New Hampshire Public Radio Edits Debate Tape to Favor the Democrat

American Thinker
October 15, 2012


New Hampshire Public Radio (NHPR) conducted a gubernatorial debate on 19 September 2012.  One of the questions had to do with the Regional Greenhouse Gas Initiative (RGGI), an effort to limit greenhouse gases by auctioning CO2 allowances (sounds like cap and trade to me).  Republican Ovide Lamontagne favors repeal of RGGI, while Democrat Maggie Hassan favors keeping it.  Watch and listen to their answers at about 32 minutes into the debate.  They are in a lightning round, with a ten-second limit to answers.

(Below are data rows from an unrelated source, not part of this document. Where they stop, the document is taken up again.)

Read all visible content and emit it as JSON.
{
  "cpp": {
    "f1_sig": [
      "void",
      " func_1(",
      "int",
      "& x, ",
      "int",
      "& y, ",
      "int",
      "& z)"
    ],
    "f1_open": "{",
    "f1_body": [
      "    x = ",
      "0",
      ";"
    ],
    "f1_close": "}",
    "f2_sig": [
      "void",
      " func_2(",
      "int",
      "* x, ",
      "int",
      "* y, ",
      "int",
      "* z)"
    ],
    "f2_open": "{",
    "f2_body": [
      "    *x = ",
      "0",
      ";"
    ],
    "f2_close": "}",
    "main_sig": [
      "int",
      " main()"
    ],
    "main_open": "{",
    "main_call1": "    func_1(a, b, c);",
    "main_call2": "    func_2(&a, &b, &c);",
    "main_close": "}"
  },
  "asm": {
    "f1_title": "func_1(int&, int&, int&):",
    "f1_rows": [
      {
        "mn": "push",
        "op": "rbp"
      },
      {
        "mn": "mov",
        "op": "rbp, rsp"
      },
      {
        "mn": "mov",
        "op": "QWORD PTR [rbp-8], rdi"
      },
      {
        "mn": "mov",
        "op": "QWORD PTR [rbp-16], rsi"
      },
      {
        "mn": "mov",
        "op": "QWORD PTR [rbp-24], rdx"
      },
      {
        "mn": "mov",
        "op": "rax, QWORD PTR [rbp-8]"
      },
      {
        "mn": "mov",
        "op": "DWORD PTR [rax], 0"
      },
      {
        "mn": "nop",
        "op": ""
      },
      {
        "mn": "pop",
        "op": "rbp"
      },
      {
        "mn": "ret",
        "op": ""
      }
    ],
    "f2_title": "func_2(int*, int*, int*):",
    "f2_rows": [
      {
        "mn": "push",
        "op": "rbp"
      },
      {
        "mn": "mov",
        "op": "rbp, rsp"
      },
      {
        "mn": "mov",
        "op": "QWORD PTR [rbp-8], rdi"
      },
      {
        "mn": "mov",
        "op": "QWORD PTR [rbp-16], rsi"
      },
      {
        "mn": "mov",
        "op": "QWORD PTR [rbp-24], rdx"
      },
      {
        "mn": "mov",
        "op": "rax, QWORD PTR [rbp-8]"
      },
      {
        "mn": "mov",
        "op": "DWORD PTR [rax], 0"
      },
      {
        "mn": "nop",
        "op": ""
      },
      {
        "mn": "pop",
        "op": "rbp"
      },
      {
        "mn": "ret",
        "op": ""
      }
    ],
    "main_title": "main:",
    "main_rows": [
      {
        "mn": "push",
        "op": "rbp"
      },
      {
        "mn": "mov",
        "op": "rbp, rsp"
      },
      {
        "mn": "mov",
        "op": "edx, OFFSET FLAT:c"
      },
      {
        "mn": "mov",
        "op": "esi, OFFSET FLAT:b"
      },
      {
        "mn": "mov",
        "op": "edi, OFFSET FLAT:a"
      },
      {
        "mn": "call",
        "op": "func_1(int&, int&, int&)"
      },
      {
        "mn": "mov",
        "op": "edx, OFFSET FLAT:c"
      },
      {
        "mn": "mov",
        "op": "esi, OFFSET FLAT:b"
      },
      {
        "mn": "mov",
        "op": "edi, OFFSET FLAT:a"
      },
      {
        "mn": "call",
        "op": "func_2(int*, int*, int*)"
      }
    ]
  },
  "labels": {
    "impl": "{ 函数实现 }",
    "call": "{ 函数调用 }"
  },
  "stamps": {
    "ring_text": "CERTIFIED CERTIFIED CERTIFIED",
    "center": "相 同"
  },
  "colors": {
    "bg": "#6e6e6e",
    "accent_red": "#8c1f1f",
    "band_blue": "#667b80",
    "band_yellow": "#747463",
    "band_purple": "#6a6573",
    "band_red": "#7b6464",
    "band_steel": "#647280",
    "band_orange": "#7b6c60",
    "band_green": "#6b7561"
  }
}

Ms. Hassan's answer, from the previously linked video, follows:
I was proud to be a sponsor of that tax, eh, the energy efficiency program because it has saved businesses millions and millions of dollars and created over 400 jobs.
Subsequently, NHPR has rebroadcast the debate, and Ms. Hassan's answer has been changed to:
I was proud to be a sponsor of the energy efficiency program because it has saved businesses millions and millions of dollars and created over 400 jobs.
The missing phrase is "that tax, eh[.]"
Those three words, seven letters, go right to the heart of the RGGI issue.  Opponents look on RGGI as a tax; proponents look at it as manna from green heaven.  Ms. Hassan's millions of dollars and 400 jobs have not materialized.  Maggie is a tax, borrow, and spend lefty liberal of the worst kind.  Her answer referring to RGGI as a tax is a true gaffe -- that is, inadvertently telling the truth. 
RGGI is not living up to the promises of the eco-zealots -- big surprise there.  New Hampshire paid the seventh-highest electric rate in the country in 2008, fifth in 2009, and fourth in 2010.  And there's no place to go but up, as another rate hike is coming. 
Oh, well.  One gets inured to ever-rising prices, particularly in the Age of Obama.
What I cannot accept is a supposedly public service entity that draws on my hard-earned tax dollars to engage in partisan politics.  Let Big Bird and Jim Lehrer and NHPR and PBS compete in the open market for their funds.  More power to them.